The Court must view the Complaint in the light most favorable to the Plaintiffs and should not dismiss it merely because the Court doubts that the Plaintiffs will be able to prove all of the necessary allegations. Bennett v. Berg, 685 F.2d 1053, 1058 (8th Cir.1982). Thus, a motion to dismiss is likely to be granted "only in the unusual case in which a plaintiff includes allegations that show on the face of the complaint that there is some insuperable bar to relief." Fusco v. Xerox Corp., 676 F.2d 332, 334 (8th Cir.1982).

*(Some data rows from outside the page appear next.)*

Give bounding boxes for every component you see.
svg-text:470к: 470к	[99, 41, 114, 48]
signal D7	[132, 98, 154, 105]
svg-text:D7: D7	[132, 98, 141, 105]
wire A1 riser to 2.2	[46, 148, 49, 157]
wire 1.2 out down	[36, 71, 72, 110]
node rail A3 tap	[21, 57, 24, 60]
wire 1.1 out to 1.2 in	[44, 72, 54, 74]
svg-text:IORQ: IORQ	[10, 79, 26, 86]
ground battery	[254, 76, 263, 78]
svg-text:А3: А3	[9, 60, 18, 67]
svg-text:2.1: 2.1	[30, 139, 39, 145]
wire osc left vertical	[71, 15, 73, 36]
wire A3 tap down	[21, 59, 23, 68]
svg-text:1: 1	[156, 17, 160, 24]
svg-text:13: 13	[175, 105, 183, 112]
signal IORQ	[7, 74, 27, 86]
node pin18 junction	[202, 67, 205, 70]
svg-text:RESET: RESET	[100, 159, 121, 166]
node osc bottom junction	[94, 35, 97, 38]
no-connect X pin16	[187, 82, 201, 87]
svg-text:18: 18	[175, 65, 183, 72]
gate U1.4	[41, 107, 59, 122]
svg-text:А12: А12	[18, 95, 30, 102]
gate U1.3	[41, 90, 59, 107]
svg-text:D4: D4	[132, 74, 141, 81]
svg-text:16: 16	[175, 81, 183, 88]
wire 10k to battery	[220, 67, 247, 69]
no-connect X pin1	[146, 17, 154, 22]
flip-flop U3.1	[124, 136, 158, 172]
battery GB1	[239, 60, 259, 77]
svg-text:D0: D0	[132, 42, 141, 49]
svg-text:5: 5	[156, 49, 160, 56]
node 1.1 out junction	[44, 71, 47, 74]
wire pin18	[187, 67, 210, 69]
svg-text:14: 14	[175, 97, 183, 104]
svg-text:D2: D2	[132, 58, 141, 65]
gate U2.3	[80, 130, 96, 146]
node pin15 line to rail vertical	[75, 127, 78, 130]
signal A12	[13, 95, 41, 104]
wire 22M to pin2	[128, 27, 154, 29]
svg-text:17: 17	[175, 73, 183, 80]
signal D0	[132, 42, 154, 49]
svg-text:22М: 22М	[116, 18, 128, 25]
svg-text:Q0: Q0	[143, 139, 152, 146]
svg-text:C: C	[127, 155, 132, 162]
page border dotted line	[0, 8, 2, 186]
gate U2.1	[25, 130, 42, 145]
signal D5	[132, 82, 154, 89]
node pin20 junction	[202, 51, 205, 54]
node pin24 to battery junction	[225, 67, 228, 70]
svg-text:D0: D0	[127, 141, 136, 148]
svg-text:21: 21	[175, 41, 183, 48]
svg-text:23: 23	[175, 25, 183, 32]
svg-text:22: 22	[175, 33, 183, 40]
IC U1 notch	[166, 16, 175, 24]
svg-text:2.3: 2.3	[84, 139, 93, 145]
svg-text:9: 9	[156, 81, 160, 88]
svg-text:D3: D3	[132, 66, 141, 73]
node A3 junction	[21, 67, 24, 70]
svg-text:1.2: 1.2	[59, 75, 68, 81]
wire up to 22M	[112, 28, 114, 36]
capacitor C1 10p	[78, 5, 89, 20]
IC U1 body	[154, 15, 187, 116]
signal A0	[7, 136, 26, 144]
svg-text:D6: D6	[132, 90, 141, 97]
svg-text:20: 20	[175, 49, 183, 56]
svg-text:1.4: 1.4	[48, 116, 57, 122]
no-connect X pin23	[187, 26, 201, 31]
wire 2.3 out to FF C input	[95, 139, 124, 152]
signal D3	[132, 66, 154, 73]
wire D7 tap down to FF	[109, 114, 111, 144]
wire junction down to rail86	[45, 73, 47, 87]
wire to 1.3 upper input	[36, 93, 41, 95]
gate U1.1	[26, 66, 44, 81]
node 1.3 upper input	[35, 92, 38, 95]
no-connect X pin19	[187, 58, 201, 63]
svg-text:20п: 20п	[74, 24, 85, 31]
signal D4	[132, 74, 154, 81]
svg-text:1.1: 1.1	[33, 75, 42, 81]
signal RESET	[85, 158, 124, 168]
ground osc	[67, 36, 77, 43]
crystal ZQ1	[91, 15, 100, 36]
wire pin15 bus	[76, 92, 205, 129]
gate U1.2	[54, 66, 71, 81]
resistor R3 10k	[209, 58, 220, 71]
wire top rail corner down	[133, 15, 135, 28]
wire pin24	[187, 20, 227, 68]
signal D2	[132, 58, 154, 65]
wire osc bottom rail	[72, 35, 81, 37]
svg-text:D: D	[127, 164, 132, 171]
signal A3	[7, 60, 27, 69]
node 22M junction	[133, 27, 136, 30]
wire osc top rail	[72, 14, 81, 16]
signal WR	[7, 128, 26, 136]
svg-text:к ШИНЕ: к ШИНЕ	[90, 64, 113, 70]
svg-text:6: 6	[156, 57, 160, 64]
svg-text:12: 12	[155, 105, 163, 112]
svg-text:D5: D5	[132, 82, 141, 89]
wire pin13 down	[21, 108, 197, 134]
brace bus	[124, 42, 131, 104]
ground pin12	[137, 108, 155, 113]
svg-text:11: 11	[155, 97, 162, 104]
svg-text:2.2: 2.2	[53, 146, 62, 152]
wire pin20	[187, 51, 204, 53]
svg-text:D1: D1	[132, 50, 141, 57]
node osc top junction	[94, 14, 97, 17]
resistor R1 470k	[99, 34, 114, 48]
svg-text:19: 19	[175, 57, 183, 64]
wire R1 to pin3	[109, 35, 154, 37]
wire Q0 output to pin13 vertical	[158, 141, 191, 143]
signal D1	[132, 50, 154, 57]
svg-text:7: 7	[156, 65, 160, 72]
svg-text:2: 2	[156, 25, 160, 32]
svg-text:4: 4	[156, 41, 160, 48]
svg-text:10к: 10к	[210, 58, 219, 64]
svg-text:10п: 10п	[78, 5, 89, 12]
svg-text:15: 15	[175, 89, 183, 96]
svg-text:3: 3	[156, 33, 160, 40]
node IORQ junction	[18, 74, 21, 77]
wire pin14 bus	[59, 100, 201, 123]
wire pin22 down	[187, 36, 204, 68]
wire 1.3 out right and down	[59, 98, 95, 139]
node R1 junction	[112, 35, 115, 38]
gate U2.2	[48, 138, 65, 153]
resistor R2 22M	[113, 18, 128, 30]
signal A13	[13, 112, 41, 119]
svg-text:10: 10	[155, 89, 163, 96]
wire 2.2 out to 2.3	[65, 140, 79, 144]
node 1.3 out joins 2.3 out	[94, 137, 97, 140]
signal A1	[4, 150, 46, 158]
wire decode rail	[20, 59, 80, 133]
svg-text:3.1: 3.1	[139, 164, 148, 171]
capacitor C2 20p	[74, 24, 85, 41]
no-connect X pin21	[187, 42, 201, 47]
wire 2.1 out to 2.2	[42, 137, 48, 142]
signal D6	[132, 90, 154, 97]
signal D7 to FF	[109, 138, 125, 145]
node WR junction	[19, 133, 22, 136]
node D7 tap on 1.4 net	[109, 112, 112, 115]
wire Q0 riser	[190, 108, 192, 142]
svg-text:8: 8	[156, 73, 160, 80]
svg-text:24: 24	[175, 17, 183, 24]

With this standard in mind, the Court turns to an examination of the Plaintiffs' Complaint.

The five-count Complaint begins with an introduction that alleges the Defendant colluded with venues to impose monopoly prices, colluded with venues and promoters to boycott performers who resisted its monopoly power, and unlawfully acquired its competitors. The Plaintiffs outline their knowledge of Ticketmaster's operating procedures and propose a definition of the relevant market and market actors. The market description shows that a ticketing system for large-scale popular-music events exists because Ticketmaster approaches venues and contracts to handle their ticket sales.